After a great session at Brean (photo above) en route to Exmouth for the EDGE Race Cup I got to watch a load of people ride foilboards all weekend. After a load of chat and the show put on by some of the world’s finest foil riders I knew I needed to cough up and get one for summer. Fast forward a couple of weeks and I am the proud owner of a Sroka Foilboard. Let the foil diaries commence!
First up I nerded out on tutorials online. Sroka have a couple good videos. Liquid Force have a good video series too. Once you have the theory though – its time to work on the practical side.
Day one – left work early to beat the traffic – spent two and a half hours doing a drive which normally takes an hour and twenty. I was excited. The board still needed setting up which obviously took way more time than anticipated and the tide was all the way in and the wind was lighter than expected. Once built, it was time to head into the water.
General handling of the foil in the water is a nightmare. Body dragging is tricky. It takes some effort to get out to deep enough water, and once there, a combination of strong current in the same direction as the wind is blowing (cross shore) means I am losing ground pretty fast. The wind is super light and keeping the kite in the sky requires effort. Not idea learning conditions. After struggling for an hour, hitting my feet and legs on the foil several times and a few short runs, I realise it is time for an emergency return to shore.
Its not graceful – but I manage to get a random bystander to grab my kite on the sea wall as I body drag/swim in. I clamber over the rocks and up the sea wall making sure my new foil comes to no harm. Not the start to my foiling career I had hoped for.
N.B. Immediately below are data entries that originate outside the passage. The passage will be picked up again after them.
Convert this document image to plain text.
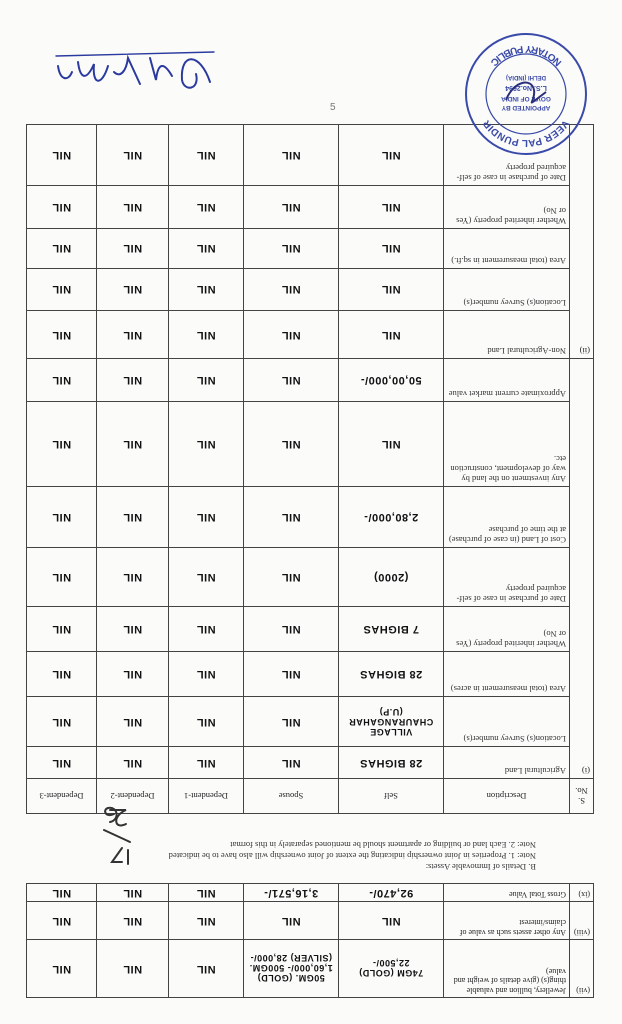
(vii)	Jewellery, bullion and valuable thing(s) (give details of weight and value)	74GM (GOLD) 22,500/-	50GM. (GOLD) 1,60,000/- 500GM.(SILVER) 28,000/-	NIL	NIL	NIL
(viii)	Any other assets such as value of claims/interest	NIL	NIL	NIL	NIL	NIL
(ix)	Gross Total Value	92,470/-	3,16,571/-	NIL	NIL	NIL
B. Details of Immovable Assets:
Note: 1. Properties in Joint ownership indicating the extent of Joint ownership will also have to be indicated
Note: 2. Each land or building or apartment should be mentioned separately in this format
S. No.	Description	Self	Spouse	Dependent-1	Dependent-2	Dependent-3
(i)	Agricultural Land	28 BIGHAS	NIL	NIL	NIL	NIL
	Location(s) Survey number(s)	VILLAGE CHAURANGAHAR (U.P)	NIL	NIL	NIL	NIL
	Area (total measurement in acres)	28 BIGHAS	NIL	NIL	NIL	NIL
	Whether inherited property (Yes or No)	7 BIGHAS	NIL	NIL	NIL	NIL
	Date of purchase in case of self-acquired property	(2000)	NIL	NIL	NIL	NIL
	Cost of Land (in case of purchase) at the time of purchase	2,80,000/-	NIL	NIL	NIL	NIL
	Any investment on the land by way of development, construction etc.	NIL	NIL	NIL	NIL	NIL
	Approximate current market value	50,00,000/-	NIL	NIL	NIL	NIL
(ii)	Non-Agricultural Land	NIL	NIL	NIL	NIL	NIL
	Location(s) Survey number(s)	NIL	NIL	NIL	NIL	NIL
	Area (total measurement in sq.ft.)	NIL	NIL	NIL	NIL	NIL
	Whether inherited property (Yes or No)	NIL	NIL	NIL	NIL	NIL
	Date of purchase in case of self-acquired property	NIL	NIL	NIL	NIL	NIL
5
VEER PAL PUNDIR
NOTARY PUBLIC
APPOINTED BY
GOVT. OF INDIA
L.S. No.2694
DELHI (INDIA)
Day two – this time the wind is stronger and slightly offshore. Again a struggle to get to water deep enough, however once out I start to get the hang of things. Lining the foil up to get on it is tricky as it wont stay still, but I get some good long runs in and fly upwind. Now getting downwind is an issue – I have to body drag downwind. I added a few more bruises and cuts to my legs and feet. This is how I hoped my first day had went. The learning curve is steeper than I expected.
Day three – After yesterday’s success I am keen to get out again. The wind is much stronger and there is some wind swell. After opting for a 13m kite the last two times, this time I go for my 7m. This was going to be quite different. Getting out went pretty well all things considered. I am getting the hang of the foil in the water and manage to avoid any new cuts and bruises. Getting on the foil is tricky with the waves but I managed to cruise around and ride a good distance in each direction despite the water conditions and the small kite.
The big issue with waves if when you do fall off, the foil rides the wave all the way back to shore, so a fair bit of time is wasted recovering it and getting back out to deep water. I am starting to ride with a bit more speed and can feel the foil lifting at times.
I am now feeling confident with riding back and forth with the board in the water. Next time I will be looking to build my speed and start getting the board out of the water and on the foil. As I spend less time in the water body dragging and fighting the board it should become less tiring too.
After many hours on the water a bbq is just what I needed.